Die Berührungspunkte, das Pfeiferauchen als Neuling auszuprobieren, sind dabei allerdings viel geringer als bei Zigaretten und deren neumodische Rauch-Alternativen. Eine Pfeife findet man nicht an der Tankstelle oder im Supermarkt. Entscheidet man sich für eine Pfeife, kann man üblicherweise mit einer anständigen Beratung rechnen, bei der auch gleich ein wenig in die Kunst des Befüllens, des Stopfens, des Anzündens und des Kalt-Rauchens eingewiesen wird – denn hier beginnt das Ritual. Das Paffen des Rauches an sich ist dabei nur ein kleiner Teil des Ganzen.
Ob Pfeifen-Anfänger oder Besitzer von ganzen Pfeifen-Sammlungen, die Verbindung ist es, sich bewusst Zeit für etwas Schönes zu nehmen.

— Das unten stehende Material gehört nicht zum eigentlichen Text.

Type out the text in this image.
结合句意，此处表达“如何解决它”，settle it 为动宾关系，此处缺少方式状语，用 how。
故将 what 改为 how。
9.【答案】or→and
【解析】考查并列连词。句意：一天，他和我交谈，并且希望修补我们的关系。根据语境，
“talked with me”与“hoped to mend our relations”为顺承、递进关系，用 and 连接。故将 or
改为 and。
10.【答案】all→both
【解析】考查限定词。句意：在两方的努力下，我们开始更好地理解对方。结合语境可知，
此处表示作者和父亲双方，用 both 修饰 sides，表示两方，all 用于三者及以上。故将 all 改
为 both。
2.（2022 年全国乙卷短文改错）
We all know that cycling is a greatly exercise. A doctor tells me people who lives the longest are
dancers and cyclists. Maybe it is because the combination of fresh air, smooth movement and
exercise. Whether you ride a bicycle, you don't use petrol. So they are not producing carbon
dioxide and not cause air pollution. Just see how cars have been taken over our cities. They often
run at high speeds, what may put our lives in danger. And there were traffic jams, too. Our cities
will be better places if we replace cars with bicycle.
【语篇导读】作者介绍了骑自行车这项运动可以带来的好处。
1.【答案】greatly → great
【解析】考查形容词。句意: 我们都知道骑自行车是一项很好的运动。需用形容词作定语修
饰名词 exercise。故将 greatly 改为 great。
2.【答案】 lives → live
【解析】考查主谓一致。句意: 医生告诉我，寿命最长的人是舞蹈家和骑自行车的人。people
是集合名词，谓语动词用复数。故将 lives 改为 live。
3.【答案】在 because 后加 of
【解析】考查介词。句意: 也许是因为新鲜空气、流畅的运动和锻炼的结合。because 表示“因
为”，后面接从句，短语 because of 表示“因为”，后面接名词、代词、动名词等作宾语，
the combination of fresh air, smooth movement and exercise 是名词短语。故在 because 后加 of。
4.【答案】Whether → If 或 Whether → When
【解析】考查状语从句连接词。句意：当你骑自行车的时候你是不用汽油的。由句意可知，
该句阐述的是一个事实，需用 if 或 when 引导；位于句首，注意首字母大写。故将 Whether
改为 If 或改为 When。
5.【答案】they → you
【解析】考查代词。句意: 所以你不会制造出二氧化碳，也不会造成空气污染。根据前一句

Eine Gewohnheit zu etablieren, nmit der man abschalten kann, den Stress im Rauch verschwinden lässt und im Kopf Platz für schöne Gedanken und Projekte zu schaffen. „Der Prozess des Stopfens, Anzündens und Rauchens erfordert Konzentration und fördert dadurch eine Form des meditativen Innehaltens“, weiß Martin Ramsauer, Geschäftsführer bei Vauen aus Nürnberg. „In einer Welt, in der alles sofort verfügbar ist und schnelle Befriedigung im Vordergrund steht, stellt Pfeiferauchen einen bewussten Gegenentwurf dar. Es fordert Geduld und Langsamkeit, was in der heutigen Zeit fast schon als subversiver Akt betrachtet werden kann.“
Auch die Pfeife an sich ist ein Symbol für Beständigkeit und Individualität. Die Vielfalt an Formen und Farben, obwohl die meisten aus dem gleichen Material, dem Bruyère-Holz aus der Wurzel der „Erica arborea“ gefertigt sind, ist immens – die Geschmäcker sind dabei ebenso unterschiedlich wie bei der Auswahl des Tabaks, den es von fruchtig-süßen Kompositionen bis zu klassisch herben Mischungen gibt. Eine Pfeife unterstreicht die Persönlichkeit ihres Besitzers und kann über viele Jahre hinweg benutzt werden. Selten bleibt es jedoch bei einer einzigen Pfeife, wenn Mann sich einmal diesem Hobby oder dieser Form des Rauchens gewidmet hat.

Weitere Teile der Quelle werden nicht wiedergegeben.